In this study, we enrolled 362 patients with HCC confirmed by surgical pathology from three medical institutions, collecting their clinical pathological and ultrasound features. Patients from institutions 1 and 2 were randomly split into training and internal validation sets at a 7:3 ratio, while those from institution 3 served as the external validation set. We used least absolute shrinkage and selection operator (LASSO) and best subset regression (BSR) to select variables for model building. A nomogram was constructed to predict hepatocellular carcinoma MVI, and its accuracy, clinical utility, and discrimination were assessed using ROC, clinical decision curves, and calibration plots.

Results

A total of 175 patients were included in the study. Of these, 135 patients from institutions 1 and 2 were randomly divided into a training set (95 patients) and an internal validation set (40 patients). Among them, 57.0% (77/135) were MVI-negative, and 43.0% (58/135) were MVI-positive. Only total cholesterol (TC) levels were significantly higher in the MVI-positive group (p<0.05). No other laboratory or conventional ultrasound features showed significant differences between the two groups. Using BSR and LASSO regression analyses, we identified four independent risk factors for MVI from conventional ultrasound features: margin, shape, echogenicity, and relationship to the capsule.
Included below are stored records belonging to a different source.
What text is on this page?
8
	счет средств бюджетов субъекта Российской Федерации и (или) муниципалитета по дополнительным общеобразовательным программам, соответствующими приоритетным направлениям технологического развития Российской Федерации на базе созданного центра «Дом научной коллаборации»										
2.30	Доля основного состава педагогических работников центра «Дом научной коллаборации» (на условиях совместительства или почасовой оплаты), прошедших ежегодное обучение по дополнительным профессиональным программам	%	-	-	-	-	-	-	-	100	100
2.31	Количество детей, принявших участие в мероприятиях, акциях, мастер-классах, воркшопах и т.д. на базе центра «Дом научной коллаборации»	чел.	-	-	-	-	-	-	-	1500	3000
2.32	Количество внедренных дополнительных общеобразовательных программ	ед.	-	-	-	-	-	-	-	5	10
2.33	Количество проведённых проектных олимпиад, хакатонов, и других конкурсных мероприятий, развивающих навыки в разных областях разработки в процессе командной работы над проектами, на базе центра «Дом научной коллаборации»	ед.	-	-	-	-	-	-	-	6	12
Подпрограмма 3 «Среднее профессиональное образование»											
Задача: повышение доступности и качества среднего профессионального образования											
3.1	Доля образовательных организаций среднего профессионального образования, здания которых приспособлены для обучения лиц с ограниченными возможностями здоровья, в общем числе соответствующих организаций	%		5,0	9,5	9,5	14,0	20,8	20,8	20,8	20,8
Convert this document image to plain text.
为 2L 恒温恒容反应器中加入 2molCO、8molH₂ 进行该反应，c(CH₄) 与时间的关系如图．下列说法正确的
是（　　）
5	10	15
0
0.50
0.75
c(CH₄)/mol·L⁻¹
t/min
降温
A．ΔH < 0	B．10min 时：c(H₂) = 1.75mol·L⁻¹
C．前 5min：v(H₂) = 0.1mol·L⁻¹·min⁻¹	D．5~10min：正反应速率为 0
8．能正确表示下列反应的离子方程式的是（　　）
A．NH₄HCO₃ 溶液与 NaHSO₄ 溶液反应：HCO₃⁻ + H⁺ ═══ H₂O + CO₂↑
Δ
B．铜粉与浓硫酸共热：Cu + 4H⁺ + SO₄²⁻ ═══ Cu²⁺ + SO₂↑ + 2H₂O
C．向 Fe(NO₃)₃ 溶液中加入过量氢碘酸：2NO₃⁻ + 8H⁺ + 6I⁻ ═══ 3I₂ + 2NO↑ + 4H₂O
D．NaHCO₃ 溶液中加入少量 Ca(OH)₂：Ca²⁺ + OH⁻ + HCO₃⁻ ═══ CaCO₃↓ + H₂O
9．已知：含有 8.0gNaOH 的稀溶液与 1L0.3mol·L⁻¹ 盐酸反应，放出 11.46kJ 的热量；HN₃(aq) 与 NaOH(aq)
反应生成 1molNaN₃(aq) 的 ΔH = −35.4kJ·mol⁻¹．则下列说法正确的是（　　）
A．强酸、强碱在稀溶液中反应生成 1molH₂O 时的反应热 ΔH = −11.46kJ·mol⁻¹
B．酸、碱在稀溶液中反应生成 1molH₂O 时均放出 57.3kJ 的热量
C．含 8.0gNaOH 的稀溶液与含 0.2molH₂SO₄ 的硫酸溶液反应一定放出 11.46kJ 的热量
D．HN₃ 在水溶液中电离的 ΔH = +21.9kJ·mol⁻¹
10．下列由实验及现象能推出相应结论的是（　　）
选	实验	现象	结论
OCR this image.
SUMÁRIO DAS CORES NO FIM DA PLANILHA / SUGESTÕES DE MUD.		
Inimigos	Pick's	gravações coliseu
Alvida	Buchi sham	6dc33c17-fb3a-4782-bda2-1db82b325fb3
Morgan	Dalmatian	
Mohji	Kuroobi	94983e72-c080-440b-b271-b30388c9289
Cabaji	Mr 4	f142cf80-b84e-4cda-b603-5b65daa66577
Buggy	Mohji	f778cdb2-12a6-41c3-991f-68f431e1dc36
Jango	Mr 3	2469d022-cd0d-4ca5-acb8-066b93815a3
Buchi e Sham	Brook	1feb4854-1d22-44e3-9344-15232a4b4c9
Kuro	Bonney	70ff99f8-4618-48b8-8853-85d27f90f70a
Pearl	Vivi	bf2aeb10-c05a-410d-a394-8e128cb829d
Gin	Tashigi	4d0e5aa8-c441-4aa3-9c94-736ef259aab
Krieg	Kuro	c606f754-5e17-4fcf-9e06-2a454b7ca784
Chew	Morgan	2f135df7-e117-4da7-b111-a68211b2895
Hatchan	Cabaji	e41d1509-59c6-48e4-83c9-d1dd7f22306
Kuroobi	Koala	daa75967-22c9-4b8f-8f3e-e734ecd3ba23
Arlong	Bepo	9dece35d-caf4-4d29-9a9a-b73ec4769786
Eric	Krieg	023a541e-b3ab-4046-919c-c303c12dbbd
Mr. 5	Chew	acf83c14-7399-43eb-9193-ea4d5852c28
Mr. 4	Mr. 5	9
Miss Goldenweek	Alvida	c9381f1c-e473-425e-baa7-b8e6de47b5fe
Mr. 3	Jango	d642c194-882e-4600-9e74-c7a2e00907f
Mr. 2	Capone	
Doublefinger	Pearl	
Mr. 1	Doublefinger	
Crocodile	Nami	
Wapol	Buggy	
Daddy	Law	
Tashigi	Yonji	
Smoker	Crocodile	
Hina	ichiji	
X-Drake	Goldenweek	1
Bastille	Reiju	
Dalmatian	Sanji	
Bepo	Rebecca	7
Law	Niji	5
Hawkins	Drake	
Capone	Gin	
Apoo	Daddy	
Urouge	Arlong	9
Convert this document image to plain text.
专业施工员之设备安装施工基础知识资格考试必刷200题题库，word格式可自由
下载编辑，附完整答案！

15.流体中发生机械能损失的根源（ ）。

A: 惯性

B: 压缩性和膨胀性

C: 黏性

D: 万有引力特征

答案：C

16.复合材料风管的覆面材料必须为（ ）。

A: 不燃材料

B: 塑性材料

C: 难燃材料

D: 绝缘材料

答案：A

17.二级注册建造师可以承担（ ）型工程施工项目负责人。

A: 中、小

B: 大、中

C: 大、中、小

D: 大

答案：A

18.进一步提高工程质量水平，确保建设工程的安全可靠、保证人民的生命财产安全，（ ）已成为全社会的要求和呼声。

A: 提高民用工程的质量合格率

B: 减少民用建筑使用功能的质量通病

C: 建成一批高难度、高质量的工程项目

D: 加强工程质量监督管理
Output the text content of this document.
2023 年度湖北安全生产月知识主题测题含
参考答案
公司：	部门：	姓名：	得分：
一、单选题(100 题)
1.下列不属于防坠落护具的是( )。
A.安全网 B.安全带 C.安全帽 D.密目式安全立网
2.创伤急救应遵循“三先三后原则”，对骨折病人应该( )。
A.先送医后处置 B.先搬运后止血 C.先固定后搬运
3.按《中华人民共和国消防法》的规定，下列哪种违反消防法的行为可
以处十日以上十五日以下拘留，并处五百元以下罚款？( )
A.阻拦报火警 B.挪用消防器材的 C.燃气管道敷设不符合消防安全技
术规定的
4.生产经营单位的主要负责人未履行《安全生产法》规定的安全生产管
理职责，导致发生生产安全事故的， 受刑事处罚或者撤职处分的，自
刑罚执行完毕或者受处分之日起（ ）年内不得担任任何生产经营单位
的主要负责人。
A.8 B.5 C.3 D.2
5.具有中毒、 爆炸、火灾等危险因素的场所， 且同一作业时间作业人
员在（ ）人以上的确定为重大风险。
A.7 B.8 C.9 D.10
A nomogram was created based on these four features. The area under the receiver operating characteristic curve (AUC) for the MVI prediction model was 0.881 (95% CI: 0.815–0.948) in the training set, 0.790 (95% CI: 0.644–0.936) in the internal validation set, and 0.823 (95% CI: 0.692–0.953) in the external validation set.

Conclusions

Conventional ultrasound features can accurately predict MVI in HCC. A predictive model based on these features offers a simple and effective tool for assessing the invasiveness of liver cancer in clinical settings.